Amid the ingoing stream of dire economic news it is easy to forget the threat that terrorism poses to the U.S. economy and by extension, the insurance industry.

The “January 2012 Terrorism Risk Briefing” from Risk Management Solutions Inc. (RMS) is a stark reminder. The report examines three topics, the homegrown terrorism threat in the United States, Al-Qaeda after the death of Anwar Awlaki and the bombing that rocked Nigeria on Christmas day.

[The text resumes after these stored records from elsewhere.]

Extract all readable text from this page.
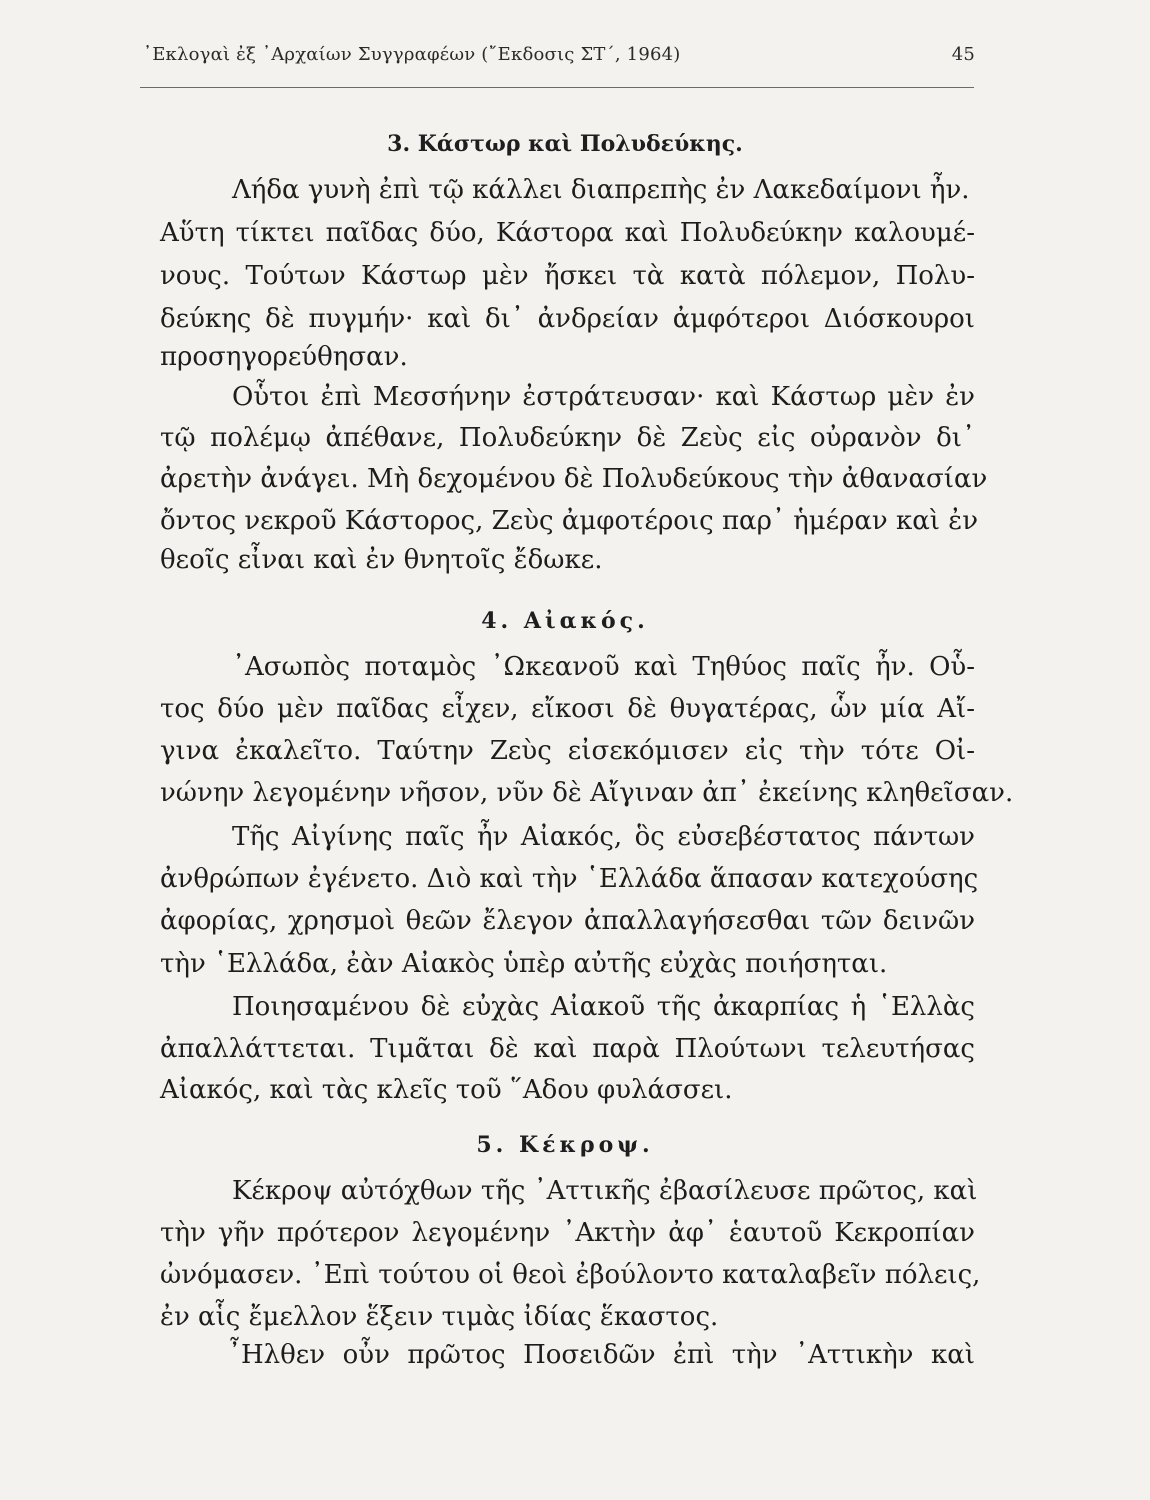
᾿Εκλογαὶ ἐξ ᾿Αρχαίων Συγγραφέων (῎Εκδοσις ΣΤ΄, 1964)	45
3. Κάστωρ καὶ Πολυδεύκης.
Λήδα γυνὴ ἐπὶ τῷ κάλλει διαπρεπὴς ἐν Λακεδαίμονι ἦν.
Αὕτη τίκτει παῖδας δύο, Κάστορα καὶ Πολυδεύκην καλουμέ-
νους. Τούτων Κάστωρ μὲν ἤσκει τὰ κατὰ πόλεμον, Πολυ-
δεύκης δὲ πυγμήν· καὶ δι᾿ ἀνδρείαν ἀμφότεροι Διόσκουροι
προσηγορεύθησαν.
Οὗτοι ἐπὶ Μεσσήνην ἐστράτευσαν· καὶ Κάστωρ μὲν ἐν
τῷ πολέμῳ ἀπέθανε, Πολυδεύκην δὲ Ζεὺς εἰς οὐρανὸν δι᾿
ἀρετὴν ἀνάγει. Μὴ δεχομένου δὲ Πολυδεύκους τὴν ἀθανασίαν
ὄντος νεκροῦ Κάστορος, Ζεὺς ἀμφοτέροις παρ᾿ ἡμέραν καὶ ἐν
θεοῖς εἶναι καὶ ἐν θνητοῖς ἔδωκε.
4. Αἰακός.
᾿Ασωπὸς ποταμὸς ᾿Ωκεανοῦ καὶ Τηθύος παῖς ἦν. Οὗ-
τος δύο μὲν παῖδας εἶχεν, εἴκοσι δὲ θυγατέρας, ὧν μία Αἴ-
γινα ἐκαλεῖτο. Ταύτην Ζεὺς εἰσεκόμισεν εἰς τὴν τότε Οἰ-
νώνην λεγομένην νῆσον, νῦν δὲ Αἴγιναν ἀπ᾿ ἐκείνης κληθεῖσαν.
Τῆς Αἰγίνης παῖς ἦν Αἰακός, ὃς εὐσεβέστατος πάντων
ἀνθρώπων ἐγένετο. Διὸ καὶ τὴν ῾Ελλάδα ἅπασαν κατεχούσης
ἀφορίας, χρησμοὶ θεῶν ἔλεγον ἀπαλλαγήσεσθαι τῶν δεινῶν
τὴν ῾Ελλάδα, ἐὰν Αἰακὸς ὑπὲρ αὐτῆς εὐχὰς ποιήσηται.
Ποιησαμένου δὲ εὐχὰς Αἰακοῦ τῆς ἀκαρπίας ἡ ῾Ελλὰς
ἀπαλλάττεται. Τιμᾶται δὲ καὶ παρὰ Πλούτωνι τελευτήσας
Αἰακός, καὶ τὰς κλεῖς τοῦ ῞Αδου φυλάσσει.
5. Κέκροψ.
Κέκροψ αὐτόχθων τῆς ᾿Αττικῆς ἐβασίλευσε πρῶτος, καὶ
τὴν γῆν πρότερον λεγομένην ᾿Ακτὴν ἀφ᾿ ἑαυτοῦ Κεκροπίαν
ὠνόμασεν. ᾿Επὶ τούτου οἱ θεοὶ ἐβούλοντο καταλαβεῖν πόλεις,
ἐν αἷς ἔμελλον ἕξειν τιμὰς ἰδίας ἕκαστος.
῏Ηλθεν οὖν πρῶτος Ποσειδῶν ἐπὶ τὴν ᾿Αττικὴν καὶ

As Al-Qaeda and its associated groups are weakened abroad, RMS expects them to leverage homegrown operatives in the U.S. “The political uprising that has swept through the Middle East and North Africa region, the demise of Al-Qaeda’s charismatic leader, Osama bin Laden, and the use of U.S. drone strikes to remove key Al-Qaeda agents have reduced the ideological and operational environment in which Al-Qaeda and its associated groups operate,” the report states. “In light of such a hostile environment, these groups have resorted to leveraging homegrown terrorism as an alternative method of executing their terrorist operations, particularly in the West.” 

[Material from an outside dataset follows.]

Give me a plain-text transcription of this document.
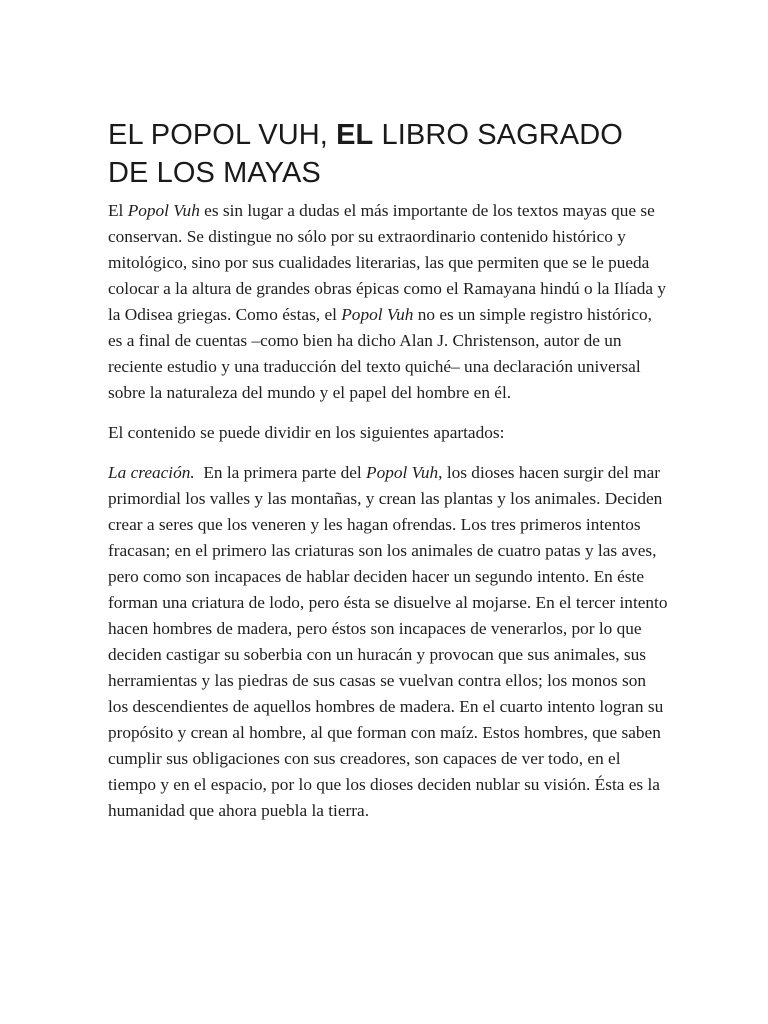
EL POPOL VUH, EL LIBRO SAGRADO DE LOS MAYAS

El Popol Vuh es sin lugar a dudas el más importante de los textos mayas que se conservan. Se distingue no sólo por su extraordinario contenido histórico y mitológico, sino por sus cualidades literarias, las que permiten que se le pueda colocar a la altura de grandes obras épicas como el Ramayana hindú o la Ilíada y la Odisea griegas. Como éstas, el Popol Vuh no es un simple registro histórico, es a final de cuentas –como bien ha dicho Alan J. Christenson, autor de un reciente estudio y una traducción del texto quiché– una declaración universal sobre la naturaleza del mundo y el papel del hombre en él.

El contenido se puede dividir en los siguientes apartados:

La creación.  En la primera parte del Popol Vuh, los dioses hacen surgir del mar primordial los valles y las montañas, y crean las plantas y los animales. Deciden crear a seres que los veneren y les hagan ofrendas. Los tres primeros intentos fracasan; en el primero las criaturas son los animales de cuatro patas y las aves, pero como son incapaces de hablar deciden hacer un segundo intento. En éste forman una criatura de lodo, pero ésta se disuelve al mojarse. En el tercer intento hacen hombres de madera, pero éstos son incapaces de venerarlos, por lo que deciden castigar su soberbia con un huracán y provocan que sus animales, sus herramientas y las piedras de sus casas se vuelvan contra ellos; los monos son los descendientes de aquellos hombres de madera. En el cuarto intento logran su propósito y crean al hombre, al que forman con maíz. Estos hombres, que saben cumplir sus obligaciones con sus creadores, son capaces de ver todo, en el tiempo y en el espacio, por lo que los dioses deciden nublar su visión. Ésta es la humanidad que ahora puebla la tierra.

Since these groups are highly decentralized and often involve a “lone wolf” operative, they are extremely difficult to identify and apprehend. Najibullah Zazi, who tried to bomb the New York City subway; Antonio Martinez targeting a Baltimore area military recruiting facility; and Faisal Shahzad, who attempted a car bomb in Times Square are all exemplars of this trend and perhaps an indication of where the risk is most concentrated. “Since most plots in the United States will likely involve homegrown jihadists in 2012, soft targets with a large volume of people and iconic values, such as hotels and mass transportation infrastructure, will be the more probable targets,” the report states. “Moreover, given the strong interest in attacks against aircrafts, it is expected that the groups will continue to seek ways to attack the aviation infrastructure.”